Taggable functors
darsnack opened this issue · 4 comments
In Flux, we have trainable
to designate a subset of leaves as nodes to walk when updating parameters for training. In FluxPrune.jl, I defined pruneable
to designate a subset of leaves for pruning (note that these cannot be the same as the trainable
nodes).
Right now this creates an unfortunate circumstance as discussed in FluxML/Flux.jl#1946. Users need to @functor
their types, remember to define trainable
if necessary. Potentially, to use FluxPrune.jl, they might want to remember to define pruneable
. On the developer side of things, we can use the walk
keyword of fmap
to walk the differently labeled leaf nodes. But this usually requires defining a separate walk function based on the subset that you are hoping to target.
An alternative would be to build this information directly into what @functor
defines. Right now, each child of a functor has a name and a value. I propose adding "tags" which would be a tuple of symbols. Then we could do something like
@functor Conv trainable=(weight, bias) pruneable=(weight,)
Ideally, this mechanism should be dynamic, meaning that if Flux.jl already defines the trainable leaves of a type, then another package like FluxPrune.jl should be able to add a pruneable tag on top of that.
My hope is that we make it easier on users by only having one line for making your type Flux-compatible. And we make it easier on developers by making it easy to filter nodes when walking by tag. I haven't spent a lot of time on the implementation aspect, but I just wanted to float the notion of tags first and get some feedback.

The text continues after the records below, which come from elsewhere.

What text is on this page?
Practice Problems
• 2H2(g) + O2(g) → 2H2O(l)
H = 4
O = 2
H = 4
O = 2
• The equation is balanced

Definitely thought about this before. The part I got stuck on was where/how to store this tag metadata. Do you have any proposals there?
I was thinking that functor
should be broken up. Instead we can have children(x::T)
, rebuilder(::Type{T})
, and tags(::Type{T})
. Of course, the convenience macro, @functor
, would define all three. I haven't thought too deeply about a simple convenience syntax for the macro that would support the initial declaration + adding more tags.
children
would return the named tuple that is returned by functor
, and rebuilder
would return the function that puts the struct back together. tags
would return a named tuple similar to children
but instead of actual values for each key, it stores a tuple of symbols corresponding to the tags (defaulting to empty).

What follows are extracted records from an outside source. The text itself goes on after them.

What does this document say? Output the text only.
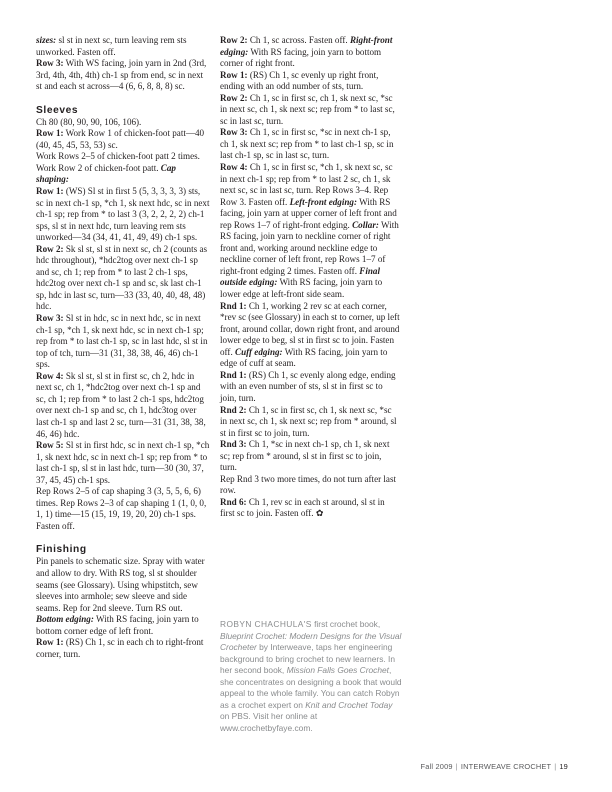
sizes: sl st in next sc, turn leaving rem sts unworked. Fasten off.

Row 3: With WS facing, join yarn in 2nd (3rd, 3rd, 4th, 4th, 4th) ch-1 sp from end, sc in next st and each st across—4 (6, 6, 8, 8, 8) sc.

Sleeves

Ch 80 (80, 90, 90, 106, 106).

Row 1: Work Row 1 of chicken-foot patt—40 (40, 45, 45, 53, 53) sc.

Work Rows 2–5 of chicken-foot patt 2 times. Work Row 2 of chicken-foot patt. Cap shaping:

Row 1: (WS) Sl st in first 5 (5, 3, 3, 3, 3) sts, sc in next ch-1 sp, *ch 1, sk next hdc, sc in next ch-1 sp; rep from * to last 3 (3, 2, 2, 2, 2) ch-1 sps, sl st in next hdc, turn leaving rem sts unworked—34 (34, 41, 41, 49, 49) ch-1 sps.

Row 2: Sk sl st, sl st in next sc, ch 2 (counts as hdc throughout), *hdc2tog over next ch-1 sp and sc, ch 1; rep from * to last 2 ch-1 sps, hdc2tog over next ch-1 sp and sc, sk last ch-1 sp, hdc in last sc, turn—33 (33, 40, 40, 48, 48) hdc.

Row 3: Sl st in hdc, sc in next hdc, sc in next ch-1 sp, *ch 1, sk next hdc, sc in next ch-1 sp; rep from * to last ch-1 sp, sc in last hdc, sl st in top of tch, turn—31 (31, 38, 38, 46, 46) ch-1 sps.

Row 4: Sk sl st, sl st in first sc, ch 2, hdc in next sc, ch 1, *hdc2tog over next ch-1 sp and sc, ch 1; rep from * to last 2 ch-1 sps, hdc2tog over next ch-1 sp and sc, ch 1, hdc3tog over last ch-1 sp and last 2 sc, turn—31 (31, 38, 38, 46, 46) hdc.

Row 5: Sl st in first hdc, sc in next ch-1 sp, *ch 1, sk next hdc, sc in next ch-1 sp; rep from * to last ch-1 sp, sl st in last hdc, turn—30 (30, 37, 37, 45, 45) ch-1 sps.

Rep Rows 2–5 of cap shaping 3 (3, 5, 5, 6, 6) times. Rep Rows 2–3 of cap shaping 1 (1, 0, 0, 1, 1) time—15 (15, 19, 19, 20, 20) ch-1 sps. Fasten off.

Finishing

Pin panels to schematic size. Spray with water and allow to dry. With RS tog, sl st shoulder seams (see Glossary). Using whipstitch, sew sleeves into armhole; sew sleeve and side seams. Rep for 2nd sleeve. Turn RS out. Bottom edging: With RS facing, join yarn to bottom corner edge of left front.

Row 1: (RS) Ch 1, sc in each ch to right-front corner, turn.

Row 2: Ch 1, sc across. Fasten off. Right-front edging: With RS facing, join yarn to bottom corner of right front.

Row 1: (RS) Ch 1, sc evenly up right front, ending with an odd number of sts, turn.

Row 2: Ch 1, sc in first sc, ch 1, sk next sc, *sc in next sc, ch 1, sk next sc; rep from * to last sc, sc in last sc, turn.

Row 3: Ch 1, sc in first sc, *sc in next ch-1 sp, ch 1, sk next sc; rep from * to last ch-1 sp, sc in last ch-1 sp, sc in last sc, turn.

Row 4: Ch 1, sc in first sc, *ch 1, sk next sc, sc in next ch-1 sp; rep from * to last 2 sc, ch 1, sk next sc, sc in last sc, turn. Rep Rows 3–4. Rep Row 3. Fasten off. Left-front edging: With RS facing, join yarn at upper corner of left front and rep Rows 1–7 of right-front edging. Collar: With RS facing, join yarn to neckline corner of right front and, working around neckline edge to neckline corner of left front, rep Rows 1–7 of right-front edging 2 times. Fasten off. Final outside edging: With RS facing, join yarn to lower edge at left-front side seam.

Rnd 1: Ch 1, working 2 rev sc at each corner, *rev sc (see Glossary) in each st to corner, up left front, around collar, down right front, and around lower edge to beg, sl st in first sc to join. Fasten off. Cuff edging: With RS facing, join yarn to edge of cuff at seam.

Rnd 1: (RS) Ch 1, sc evenly along edge, ending with an even number of sts, sl st in first sc to join, turn.

Rnd 2: Ch 1, sc in first sc, ch 1, sk next sc, *sc in next sc, ch 1, sk next sc; rep from * around, sl st in first sc to join, turn.

Rnd 3: Ch 1, *sc in next ch-1 sp, ch 1, sk next sc; rep from * around, sl st in first sc to join, turn.

Rep Rnd 3 two more times, do not turn after last row.

Rnd 6: Ch 1, rev sc in each st around, sl st in first sc to join. Fasten off. ✿

ROBYN CHACHULA'S first crochet book, Blueprint Crochet: Modern Designs for the Visual Crocheter by Interweave, taps her engineering background to bring crochet to new learners. In her second book, Mission Falls Goes Crochet, she concentrates on designing a book that would appeal to the whole family. You can catch Robyn as a crochet expert on Knit and Crochet Today on PBS. Visit her online at www.crochetbyfaye.com.
Fall 2009 | INTERWEAVE CROCHET | 19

I like the idea of splitting things up. How would e.g. trainable
it in under this design? @flexiblefunctor
is another question mark. rebuilder
sounds vaguely like ProjectTo
, perhaps there's something we could learn from that too.
Maybe @functor T
defines functor(::Type{T}, x, ::Val)
, and @functor T trainable=(x,y)
defines that and also functor(::Type{T}, x, ::Val{:trainable})
.
Since it's a weird macro anyway, perhaps it can check for the existence of the simplest method before defining (so as not to over-write). Or some notation like @functor T +pruneable=(w,)
could tell it to define only the ::Val{: pruneable}
method?